Now think about the previous question and let me see the hands of those who believe each company has a total of $50,000,000 in coverage applicable to the damage (assuming no exclusions apply). Aha, almost all of you. Unfortunately, the insurance companies disagree. Here's the story.
Policyholders say, "Look, my policies all say they will pay 'all sums' and all that has to happen in order for those policies to be 'triggered' is that at least part of the total damage must occur during the policy period. I calculate my exposures and buy my policies on a year-by-year basis. Therefore, since all the policies are triggered, I should be able to pick any year during the span of damage and call upon those insurers to pay all or any part of the damages." This is called "vertical allocation" and is sometimes referred to as the "pick and choose" or "joint and several" theory.
Insurance companies say, "No, that's not right. First, you have to exhaust all the limits of all the primary coverage you bought over the span of the damage. This means that nonsettling primary carriers give excess carriers an excuse for not paying. Once the primary has paid, however, each excess policy contributes on a pro-rata basis until each policy is exhausted." Think of a coverage chart that spans the 10 years as a glass container into which you pour water. The water seeks its own level and rises all across the chronological span of coverage. As coverage years "fill up," more water is pushed to the remaining columns. This is known as "horizontal" exhaustion and is sometimes referred to as the "beaker" theory or the "bathtub" theory.
As long as the policyholder gets the benefit of all the coverage it purchased, it doesn't particularly make any difference. Here's the rub, however. Some courts have held that in years in which the policyholder purchased "insufficient" coverage (as determined by a special master appointed by the court), then the policyholder has to contribute to the loss in the same degree as that "insufficiency" bears to the total damages. So, in our example, let's suppose that the special master rules that both companies could have purchased $10,000,000 in coverage for each of the 10 years in question. Horizontal allocation with a penalty for under-insurance would then mandate that Company B receive only 10 percent of its insurance proceeds, or $5,000,000. It is held responsible for the entire $5,000,000 allocated cost in all years except 1995 because it is treated as the "insurer" of up to $10,000,000 in each of those nine years (see Figure 1). Company A, by contrast, would have to participate in the layers excess of $3,000,000 and $4,000,000 in 1989-1992 and would receive only $44,000,000 in spite of the fact that it had purchased $50,000,000 in coverage, all of which was triggered (see Figure 2).
Had risk managers known of this potential in 1993, how in the world would they have decided what limits to purchase? They would have had to compare all the coverage they had purchased in the past with what might have been available (arguable at best) and then plan their future purchases as well. Suppose also that the maximum limits were calculated on the basis of "maximum probable loss." If future events proved that amount to be insufficient, and if some court determined that higher limits were available, then the insured would suffer not only the penalty of insufficient limits but would also be required to be a co-insurer in the lower layers.

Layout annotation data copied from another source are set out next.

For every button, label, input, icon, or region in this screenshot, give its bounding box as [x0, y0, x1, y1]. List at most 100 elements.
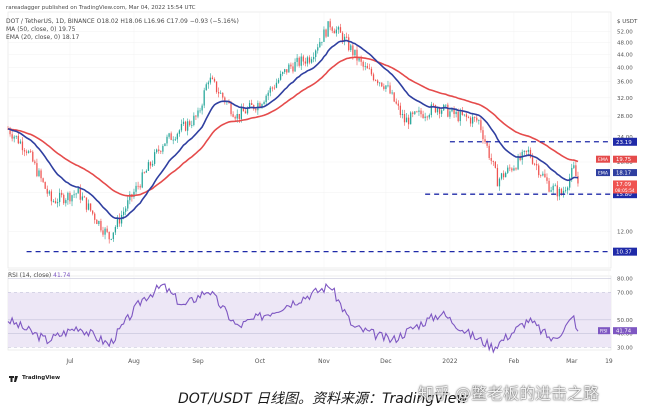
candle-body	[331, 27, 333, 31]
tradingview-logo-icon	[9, 376, 18, 382]
candle-body	[92, 210, 94, 214]
price-tag-value: 18.17	[616, 171, 631, 177]
level-tag-label: 23.19	[616, 140, 632, 146]
candle-body	[482, 130, 484, 140]
candle-body	[343, 36, 346, 42]
candle-body	[502, 173, 505, 178]
candle-body	[436, 107, 439, 113]
candle-body	[139, 186, 141, 188]
price-y-tick-label: 32.00	[617, 96, 633, 102]
candle-body	[189, 121, 191, 126]
candle-body	[114, 227, 117, 233]
candle-body	[379, 82, 381, 84]
candle-body	[182, 121, 185, 125]
candle-body	[381, 82, 383, 87]
candle-body	[112, 232, 114, 240]
candle-body	[34, 161, 36, 164]
candle-body	[71, 195, 73, 202]
candle-body	[98, 220, 100, 225]
candle-body	[288, 64, 290, 73]
candle-body	[172, 139, 174, 141]
candle-body	[550, 190, 552, 192]
candle-body	[174, 139, 176, 141]
ema50-legend: MA (50, close, 0) 19.75	[6, 26, 76, 33]
candle-body	[484, 139, 486, 142]
candle-body	[335, 29, 337, 34]
rsi-title: RSI (14, close) 41.74	[8, 272, 71, 279]
candle-body	[457, 111, 459, 122]
rsi-tag-value: 41.74	[616, 329, 632, 335]
candle-body	[564, 190, 567, 192]
candle-body	[73, 194, 75, 196]
candle-body	[341, 32, 344, 42]
candle-body	[87, 203, 90, 210]
candle-body	[339, 27, 342, 33]
candle-body	[412, 112, 414, 114]
candle-body	[52, 201, 55, 202]
candle-body	[325, 29, 327, 37]
candle-body	[298, 57, 300, 66]
candle-body	[21, 141, 24, 151]
candle-body	[17, 135, 19, 144]
price-tag-name: EMA	[598, 157, 609, 163]
time-tick-label: 2022	[442, 358, 457, 365]
price-tag-name-bg	[596, 155, 610, 163]
candle-body	[333, 30, 335, 34]
candle-body	[494, 161, 496, 168]
candle-body	[422, 114, 424, 118]
candle-body	[304, 61, 307, 64]
candle-body	[110, 239, 112, 240]
candle-body	[79, 187, 81, 200]
candle-body	[277, 79, 280, 83]
candle-body	[562, 190, 565, 195]
candle-body	[267, 92, 269, 96]
candle-body	[279, 73, 282, 80]
candle-body	[329, 21, 331, 28]
ema20-line	[7, 39, 579, 220]
candle-body	[201, 105, 203, 111]
zhihu-watermark: 知乎 @鳖老板的进击之路	[418, 384, 600, 403]
candle-body	[364, 65, 366, 67]
time-tick-label: Jul	[65, 358, 74, 365]
currency-label: $ USDT	[617, 19, 638, 25]
candle-body	[377, 80, 379, 84]
candle-body	[108, 231, 110, 240]
candle-body	[385, 85, 387, 90]
candle-body	[451, 108, 453, 112]
candle-body	[407, 117, 410, 125]
candle-body	[480, 120, 482, 131]
candle-body	[248, 103, 251, 109]
candle-body	[30, 151, 32, 153]
candle-body	[356, 49, 358, 61]
candle-body	[75, 193, 77, 195]
time-tick-label: Aug	[128, 358, 140, 365]
candle-body	[560, 188, 563, 195]
time-tick-label: Nov	[318, 358, 330, 365]
candle-body	[9, 128, 11, 135]
candle-body	[368, 68, 371, 70]
candle-body	[63, 194, 65, 204]
candle-body	[123, 211, 125, 216]
candle-body	[490, 157, 492, 161]
candle-body	[315, 50, 317, 57]
candle-body	[575, 165, 577, 177]
candle-body	[352, 45, 354, 56]
candle-body	[244, 111, 247, 114]
candle-body	[467, 117, 470, 118]
candle-body	[178, 130, 181, 134]
time-tick-label: Sep	[192, 358, 204, 365]
candle-body	[145, 170, 147, 173]
candle-body	[269, 87, 271, 93]
candle-body	[548, 180, 550, 192]
candle-body	[164, 143, 166, 147]
candle-body	[158, 149, 160, 152]
candle-body	[230, 103, 232, 115]
candle-body	[207, 82, 209, 85]
candle-body	[383, 86, 385, 90]
candle-body	[32, 151, 34, 162]
candle-body	[15, 135, 17, 137]
candle-body	[558, 188, 561, 197]
price-tag-countdown: 08:05:54	[615, 188, 635, 194]
candle-body	[195, 115, 197, 117]
candle-body	[211, 77, 214, 80]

But as if that were not bad enough, another element has entered the picture. That element is insolvent insurers, of which there are many. Now some courts are saying that having an insolvent insurer in any of these layers of coverage places policyholders in the same position as if they had purchased no insurance at all for that layer. Therefore, they become subject to the aforementioned under-insurance penalty in horizontal allocation. So, not only must policyholders be prescient and therefore able to perceive what limits they will purchase in the future, they must also be omniscient and able to know what limits of coverage were available in the past and what will be available in the future. Surely the only way to do that is with the help of Alice's famous looking glass.
In summary, then, under the "horizontal" theory of allocation, you must first settle with all of the primary carriers that issued policies during the span of the damages, and then you must contribute with the excess carriers in any years in which you are deemed by some judge not to have purchased adequate coverage. All this in spite of the fact that you have paid a premium for every policy and that every policy, under its specific terms, is triggered and responsible for paying "all sums" which you are legally obligated to pay as a result of the long-term occurrence. Make sense? Hardly.